One of the better-known plant exchange organisations, active for more than a century, was the Société Française pour l'échange des plantes vasculaires, which existed from 1911 to 2015. This organisation developed a large worldwide network of plant collectors, drew up guidelines for collectors, and distributed a number of exsiccata-like series, some of them numbered and accompanied by printed labels and booklets. The last exsiccata-like series edited by the Société pour l'Échange des Plantes vasculaires de l'Europe et du Bassin méditerranéen et correspondant began in 1947 and eventually distributed 20,000 specimen units of vascular plants. The last secretary, who in that capacity also served as editor of the series, was Jacques Lambinon.

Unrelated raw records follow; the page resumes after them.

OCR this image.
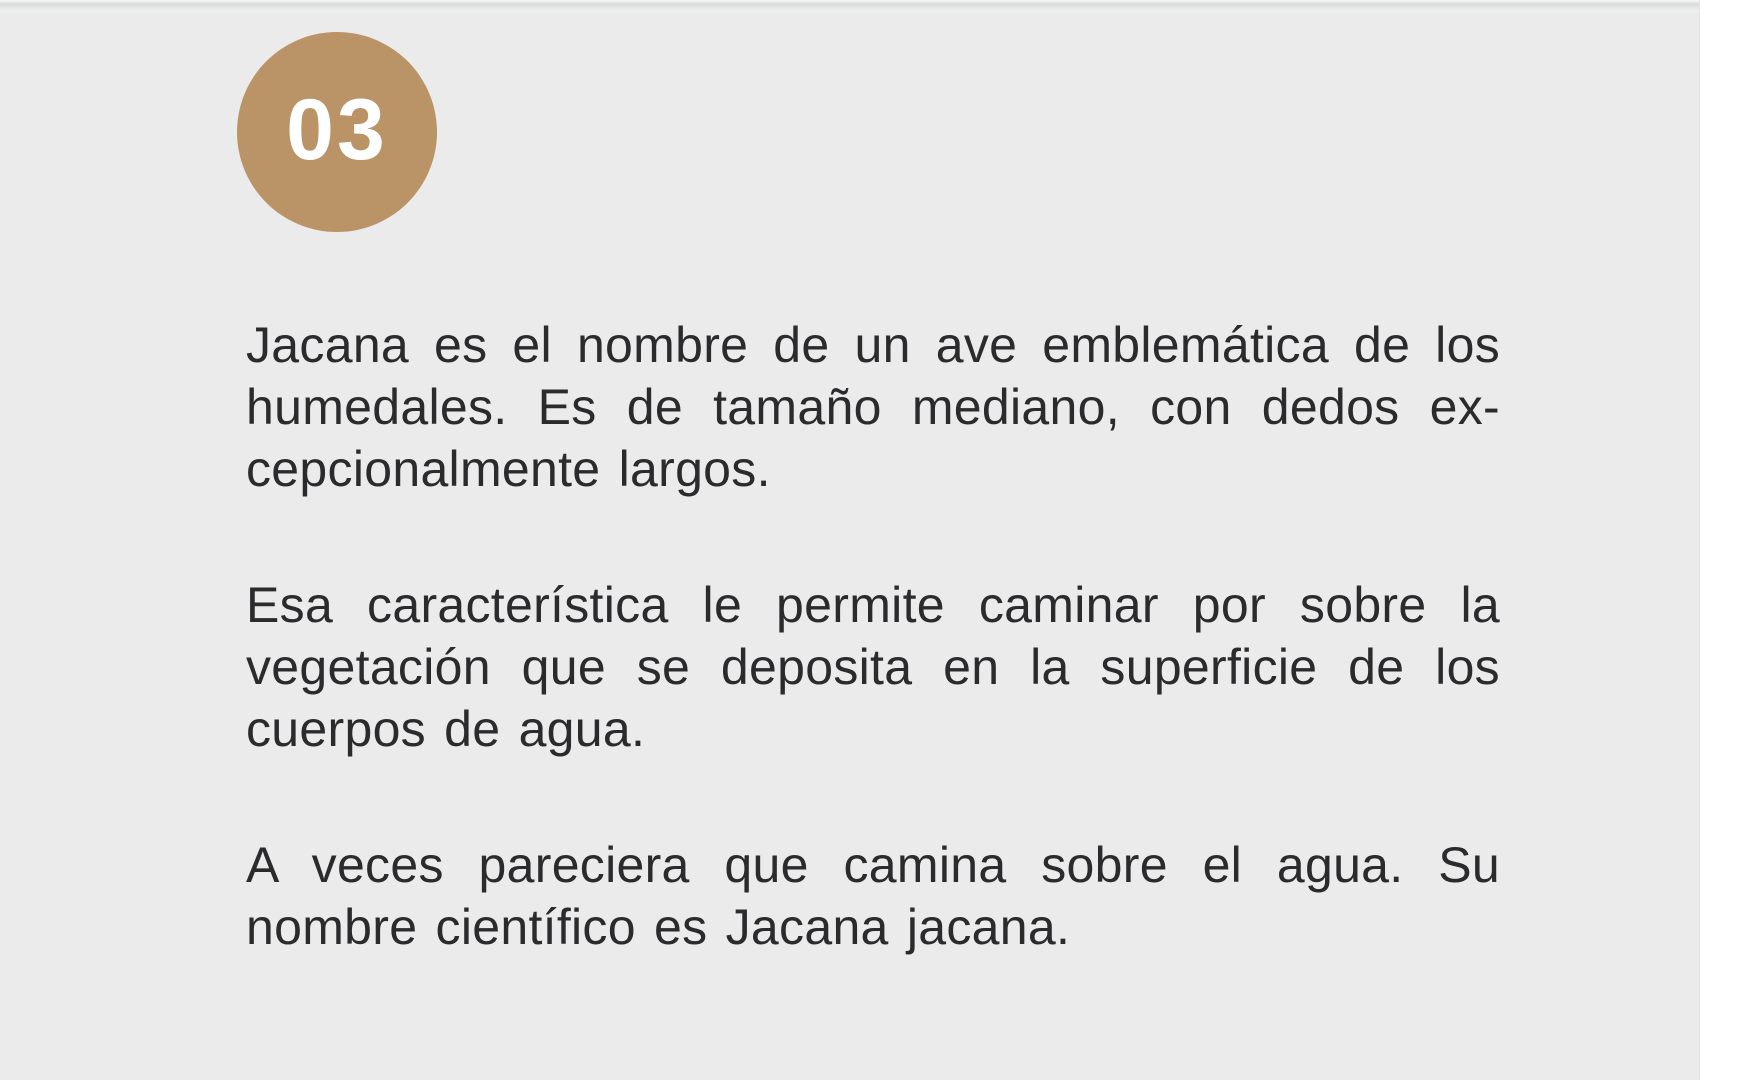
03
Jacana es el nombre de un ave emblemática de los
humedales. Es de tamaño mediano, con dedos ex-
cepcionalmente largos.
Esa característica le permite caminar por sobre la
vegetación que se deposita en la superficie de los
cuerpos de agua.
A veces pareciera que camina sobre el agua. Su
nombre científico es Jacana jacana.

Few organisations operated on a business model based on selling exsiccatae and exsiccata-like series. An example is the early Unio Itineraria, a society that financially supported the scientific voyages of Georg Wilhelm Schimper and distributed series with printed labels such as Schimper, Unio Itineraria 1835 and others. There were also individuals who began as plant collectors and later turned to dealing in exsiccata-like series. A well-known example is Ignaz Dörfler (1866–1950), who earned a living from this kind of trade for more than twenty years, from 1894 to 1915. Another example is the explorer and plant collector Paul Sintenis (1849–1907). Some modern definitions of the term exsiccata reflect the role of sale and subscription in the distribution of exsiccatae, for example that in A Grammatical Dictionary of Botanical Latin. The recipients and buyers were private plant collectors, as well as learned societies and institutional herbaria. For more than two decades (1908–1932), the journal Herbarium. Organ zur Förderung des Austausches wissenschaftlicher Exsiccatensammlungen, Band I + II, no. 1–86, was published by Theodor Oswald Weigel of Leipzig, who organised the sale of exsiccatae and exsiccata-like series in a professional manner.

In a few cases, the term exsiccata is also used for botanical art works bound as books, containing decorative assortments of pressed plant specimens mounted on the pages and usually arranged around a theme. Such unique herbaria may superficially resemble exsiccata and were at times offered for purchase to academic societies and princely courts, as Giorgio Jan did at the beginning of the 19th century.